Synthesis, characterization, and application of SrTiO3 via metallic Ag modification in the inactivation of Enterococcus sp. in wastewater

Abstract

Wastewater reclamation is crucial due to increasing demand and climate change, and disinfection is a key step in the process. However, traditional disinfectants like chlorination produce harmful by-products, prompting the exploration of alternatives such as Advanced Oxidation Processes (AOPs). Peroxymonosulfate (PMS) has emerged as a promising oxidant, especially when combined with heterogeneous catalysts at low concentrations. One example is the development of new nanostructured materials like SrTiO₃, enhanced by silver nanoparticle (Ag) doping. This study focuses on the synthesis, characterization, and testing of SrTiO₃@Ag for wastewater disinfection, targeting Enterococcus sp., and examining factors such as solar radiation, PMS concentration, and the key species involved in the treatment. In the study, the SrTiO₃@Ag material exhibited limited photocatalytic activity under solar radiation at low concentrations, but this was improved by combining it with low concentrations of PMS, leading to the complete elimination of Enterococcus sp. in 45 min.
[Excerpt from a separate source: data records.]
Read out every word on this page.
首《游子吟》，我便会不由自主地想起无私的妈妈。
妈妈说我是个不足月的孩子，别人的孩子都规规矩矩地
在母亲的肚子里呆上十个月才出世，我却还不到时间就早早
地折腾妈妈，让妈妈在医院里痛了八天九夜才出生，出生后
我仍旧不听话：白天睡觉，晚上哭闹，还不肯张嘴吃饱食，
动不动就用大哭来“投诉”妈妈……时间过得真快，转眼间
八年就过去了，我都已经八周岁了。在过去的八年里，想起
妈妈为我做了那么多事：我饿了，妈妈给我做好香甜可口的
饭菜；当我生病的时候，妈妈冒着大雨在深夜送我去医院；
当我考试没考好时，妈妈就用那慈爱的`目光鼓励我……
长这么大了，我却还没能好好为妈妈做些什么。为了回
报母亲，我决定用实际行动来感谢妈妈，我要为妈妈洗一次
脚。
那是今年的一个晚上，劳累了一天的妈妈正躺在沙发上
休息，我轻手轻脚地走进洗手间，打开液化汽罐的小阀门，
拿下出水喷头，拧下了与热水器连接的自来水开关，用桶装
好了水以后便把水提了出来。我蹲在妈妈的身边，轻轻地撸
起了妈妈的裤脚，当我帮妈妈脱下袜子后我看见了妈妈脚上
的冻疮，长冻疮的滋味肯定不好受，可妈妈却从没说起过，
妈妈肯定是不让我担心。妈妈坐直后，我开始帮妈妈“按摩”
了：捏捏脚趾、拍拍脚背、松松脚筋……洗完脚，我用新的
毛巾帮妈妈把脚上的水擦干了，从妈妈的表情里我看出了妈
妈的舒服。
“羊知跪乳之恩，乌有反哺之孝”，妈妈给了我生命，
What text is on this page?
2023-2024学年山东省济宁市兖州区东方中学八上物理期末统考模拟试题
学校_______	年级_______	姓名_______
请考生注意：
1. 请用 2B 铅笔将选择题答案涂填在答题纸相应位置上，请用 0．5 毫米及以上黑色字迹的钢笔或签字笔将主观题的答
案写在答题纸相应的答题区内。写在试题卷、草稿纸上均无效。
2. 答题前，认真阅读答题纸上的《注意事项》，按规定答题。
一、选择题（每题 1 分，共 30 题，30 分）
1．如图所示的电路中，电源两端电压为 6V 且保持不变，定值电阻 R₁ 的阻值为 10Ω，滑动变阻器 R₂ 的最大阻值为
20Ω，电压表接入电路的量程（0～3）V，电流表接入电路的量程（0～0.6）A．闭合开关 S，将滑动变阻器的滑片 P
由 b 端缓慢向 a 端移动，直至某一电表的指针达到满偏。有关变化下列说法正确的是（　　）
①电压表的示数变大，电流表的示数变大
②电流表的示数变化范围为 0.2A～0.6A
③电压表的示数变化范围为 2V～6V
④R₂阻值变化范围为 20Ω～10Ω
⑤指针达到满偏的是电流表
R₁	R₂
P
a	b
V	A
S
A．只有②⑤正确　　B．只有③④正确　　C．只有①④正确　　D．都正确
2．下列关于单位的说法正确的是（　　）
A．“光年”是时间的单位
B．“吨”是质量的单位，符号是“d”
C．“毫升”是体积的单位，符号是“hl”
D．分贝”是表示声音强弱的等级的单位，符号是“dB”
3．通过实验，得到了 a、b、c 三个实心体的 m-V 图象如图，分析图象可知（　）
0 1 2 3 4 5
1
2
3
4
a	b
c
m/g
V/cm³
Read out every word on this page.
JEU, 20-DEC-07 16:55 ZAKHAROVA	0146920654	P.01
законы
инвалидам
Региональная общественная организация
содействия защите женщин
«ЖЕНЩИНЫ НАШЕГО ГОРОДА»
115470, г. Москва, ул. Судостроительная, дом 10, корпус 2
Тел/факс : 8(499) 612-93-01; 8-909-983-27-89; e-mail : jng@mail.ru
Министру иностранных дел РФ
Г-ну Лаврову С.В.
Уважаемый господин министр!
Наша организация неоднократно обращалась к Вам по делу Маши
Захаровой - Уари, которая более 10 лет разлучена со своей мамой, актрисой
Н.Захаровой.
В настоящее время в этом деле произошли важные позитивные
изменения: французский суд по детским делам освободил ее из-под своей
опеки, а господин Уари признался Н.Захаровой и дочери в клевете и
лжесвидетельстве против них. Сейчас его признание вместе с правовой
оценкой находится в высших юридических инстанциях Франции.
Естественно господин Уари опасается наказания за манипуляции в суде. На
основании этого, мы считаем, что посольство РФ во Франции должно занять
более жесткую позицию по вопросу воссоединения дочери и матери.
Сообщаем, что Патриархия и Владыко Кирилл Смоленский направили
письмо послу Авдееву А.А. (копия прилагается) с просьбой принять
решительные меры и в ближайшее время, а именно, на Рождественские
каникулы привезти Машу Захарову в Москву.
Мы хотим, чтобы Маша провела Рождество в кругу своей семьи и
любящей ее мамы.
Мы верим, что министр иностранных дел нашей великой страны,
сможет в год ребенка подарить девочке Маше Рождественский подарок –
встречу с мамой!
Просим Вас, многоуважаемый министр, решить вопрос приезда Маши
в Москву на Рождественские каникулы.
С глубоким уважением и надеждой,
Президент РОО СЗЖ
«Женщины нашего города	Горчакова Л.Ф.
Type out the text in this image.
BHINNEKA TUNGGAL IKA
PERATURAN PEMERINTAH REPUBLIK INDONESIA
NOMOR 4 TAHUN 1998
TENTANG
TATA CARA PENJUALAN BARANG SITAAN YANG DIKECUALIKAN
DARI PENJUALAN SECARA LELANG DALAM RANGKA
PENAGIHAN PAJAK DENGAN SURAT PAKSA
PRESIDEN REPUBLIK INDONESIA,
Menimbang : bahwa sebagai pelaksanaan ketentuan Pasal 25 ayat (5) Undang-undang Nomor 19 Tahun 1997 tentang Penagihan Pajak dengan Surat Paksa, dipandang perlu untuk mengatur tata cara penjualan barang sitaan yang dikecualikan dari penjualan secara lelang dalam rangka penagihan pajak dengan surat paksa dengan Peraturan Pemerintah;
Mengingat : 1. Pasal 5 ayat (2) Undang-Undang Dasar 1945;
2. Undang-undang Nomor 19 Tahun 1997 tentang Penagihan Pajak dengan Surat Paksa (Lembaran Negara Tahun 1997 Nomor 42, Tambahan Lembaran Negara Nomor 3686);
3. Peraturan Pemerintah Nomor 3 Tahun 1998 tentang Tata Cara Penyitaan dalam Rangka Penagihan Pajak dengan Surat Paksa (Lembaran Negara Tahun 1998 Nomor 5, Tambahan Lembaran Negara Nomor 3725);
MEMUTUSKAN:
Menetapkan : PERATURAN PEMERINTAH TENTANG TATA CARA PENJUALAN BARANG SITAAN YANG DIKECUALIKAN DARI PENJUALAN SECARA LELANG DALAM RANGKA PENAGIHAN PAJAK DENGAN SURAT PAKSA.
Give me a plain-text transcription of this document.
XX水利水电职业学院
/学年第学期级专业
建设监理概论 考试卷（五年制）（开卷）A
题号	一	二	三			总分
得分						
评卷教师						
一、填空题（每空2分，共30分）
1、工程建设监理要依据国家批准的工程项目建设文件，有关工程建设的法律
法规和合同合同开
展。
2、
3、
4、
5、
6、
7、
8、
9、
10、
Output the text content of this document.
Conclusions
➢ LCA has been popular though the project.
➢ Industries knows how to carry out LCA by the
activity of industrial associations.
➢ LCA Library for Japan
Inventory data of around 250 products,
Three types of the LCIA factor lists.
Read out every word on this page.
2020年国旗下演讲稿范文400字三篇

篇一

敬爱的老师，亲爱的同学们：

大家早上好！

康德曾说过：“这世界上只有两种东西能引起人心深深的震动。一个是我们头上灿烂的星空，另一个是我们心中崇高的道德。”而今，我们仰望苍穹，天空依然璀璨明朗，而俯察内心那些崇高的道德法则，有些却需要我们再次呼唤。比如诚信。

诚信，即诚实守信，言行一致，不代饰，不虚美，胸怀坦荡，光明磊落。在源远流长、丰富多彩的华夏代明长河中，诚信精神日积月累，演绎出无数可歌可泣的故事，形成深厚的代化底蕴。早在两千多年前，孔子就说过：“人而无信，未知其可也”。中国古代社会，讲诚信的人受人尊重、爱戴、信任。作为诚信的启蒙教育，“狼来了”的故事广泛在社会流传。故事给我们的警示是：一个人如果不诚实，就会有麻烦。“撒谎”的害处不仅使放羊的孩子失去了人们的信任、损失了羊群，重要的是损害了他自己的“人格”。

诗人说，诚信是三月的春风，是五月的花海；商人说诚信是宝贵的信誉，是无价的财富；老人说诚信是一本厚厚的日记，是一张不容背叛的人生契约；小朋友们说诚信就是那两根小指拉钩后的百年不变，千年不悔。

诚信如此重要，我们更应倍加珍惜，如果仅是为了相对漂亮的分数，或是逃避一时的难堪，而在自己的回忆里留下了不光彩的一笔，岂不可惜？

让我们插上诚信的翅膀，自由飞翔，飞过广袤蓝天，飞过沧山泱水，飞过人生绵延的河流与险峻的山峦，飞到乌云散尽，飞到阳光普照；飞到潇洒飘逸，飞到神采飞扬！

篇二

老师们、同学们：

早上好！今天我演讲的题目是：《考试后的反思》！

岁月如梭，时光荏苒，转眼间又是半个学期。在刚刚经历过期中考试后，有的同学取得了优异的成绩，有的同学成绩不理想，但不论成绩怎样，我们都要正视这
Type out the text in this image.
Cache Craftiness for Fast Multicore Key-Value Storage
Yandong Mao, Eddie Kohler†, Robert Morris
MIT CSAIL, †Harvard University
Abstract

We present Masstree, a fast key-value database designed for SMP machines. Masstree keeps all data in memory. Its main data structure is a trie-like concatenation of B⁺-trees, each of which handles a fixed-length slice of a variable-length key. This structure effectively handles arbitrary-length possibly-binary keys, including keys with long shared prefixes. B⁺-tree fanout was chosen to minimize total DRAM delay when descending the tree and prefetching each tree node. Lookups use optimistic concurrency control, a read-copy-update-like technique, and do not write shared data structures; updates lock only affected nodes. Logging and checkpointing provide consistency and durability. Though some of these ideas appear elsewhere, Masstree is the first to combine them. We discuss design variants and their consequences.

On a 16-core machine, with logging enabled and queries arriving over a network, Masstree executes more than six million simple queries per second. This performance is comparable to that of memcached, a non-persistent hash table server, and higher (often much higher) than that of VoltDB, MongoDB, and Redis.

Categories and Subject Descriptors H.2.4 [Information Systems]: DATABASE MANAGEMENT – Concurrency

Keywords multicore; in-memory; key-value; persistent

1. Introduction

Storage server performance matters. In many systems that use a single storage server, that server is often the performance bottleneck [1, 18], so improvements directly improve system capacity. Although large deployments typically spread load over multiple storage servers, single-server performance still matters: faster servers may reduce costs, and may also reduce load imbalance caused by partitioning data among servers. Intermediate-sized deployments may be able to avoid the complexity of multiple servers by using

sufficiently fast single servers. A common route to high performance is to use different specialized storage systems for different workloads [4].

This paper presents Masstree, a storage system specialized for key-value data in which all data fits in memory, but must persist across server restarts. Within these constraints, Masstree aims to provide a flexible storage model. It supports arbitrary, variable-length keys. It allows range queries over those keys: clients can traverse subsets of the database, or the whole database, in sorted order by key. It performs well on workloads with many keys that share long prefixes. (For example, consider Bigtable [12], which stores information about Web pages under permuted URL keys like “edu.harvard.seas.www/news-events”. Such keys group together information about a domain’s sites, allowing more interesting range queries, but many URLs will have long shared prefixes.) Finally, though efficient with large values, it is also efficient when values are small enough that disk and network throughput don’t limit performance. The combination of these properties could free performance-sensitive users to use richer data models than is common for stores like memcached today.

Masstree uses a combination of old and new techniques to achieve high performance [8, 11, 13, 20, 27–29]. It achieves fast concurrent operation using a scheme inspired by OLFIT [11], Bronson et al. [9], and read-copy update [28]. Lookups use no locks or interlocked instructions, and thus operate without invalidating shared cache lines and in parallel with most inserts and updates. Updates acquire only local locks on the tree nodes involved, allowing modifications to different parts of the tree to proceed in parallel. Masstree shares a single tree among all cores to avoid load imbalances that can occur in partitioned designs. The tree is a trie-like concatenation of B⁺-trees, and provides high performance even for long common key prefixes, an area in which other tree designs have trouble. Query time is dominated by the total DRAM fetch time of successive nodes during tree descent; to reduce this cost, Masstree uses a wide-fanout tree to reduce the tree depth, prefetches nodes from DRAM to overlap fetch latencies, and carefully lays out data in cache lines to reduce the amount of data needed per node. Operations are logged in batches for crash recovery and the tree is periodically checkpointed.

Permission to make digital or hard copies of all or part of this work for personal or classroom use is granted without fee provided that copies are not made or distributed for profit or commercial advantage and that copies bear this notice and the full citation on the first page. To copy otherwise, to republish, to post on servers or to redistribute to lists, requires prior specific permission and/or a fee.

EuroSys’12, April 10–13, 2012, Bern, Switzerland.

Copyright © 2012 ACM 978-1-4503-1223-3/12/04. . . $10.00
However, adding solar radiation to the SrTiO₃@Ag/PMS process had an antagonistic effect, increasing the reaction time. Bacterial elimination likely results from a synergistic mechanism involving the antibacterial properties of Ag nanoparticles, the generation of sulfate radicals from PMS, and electron transfer processes enhanced by light-induced plasmon resonance. Oxidizing radicals and electron transfer are the main contributors to bacterial inactivation.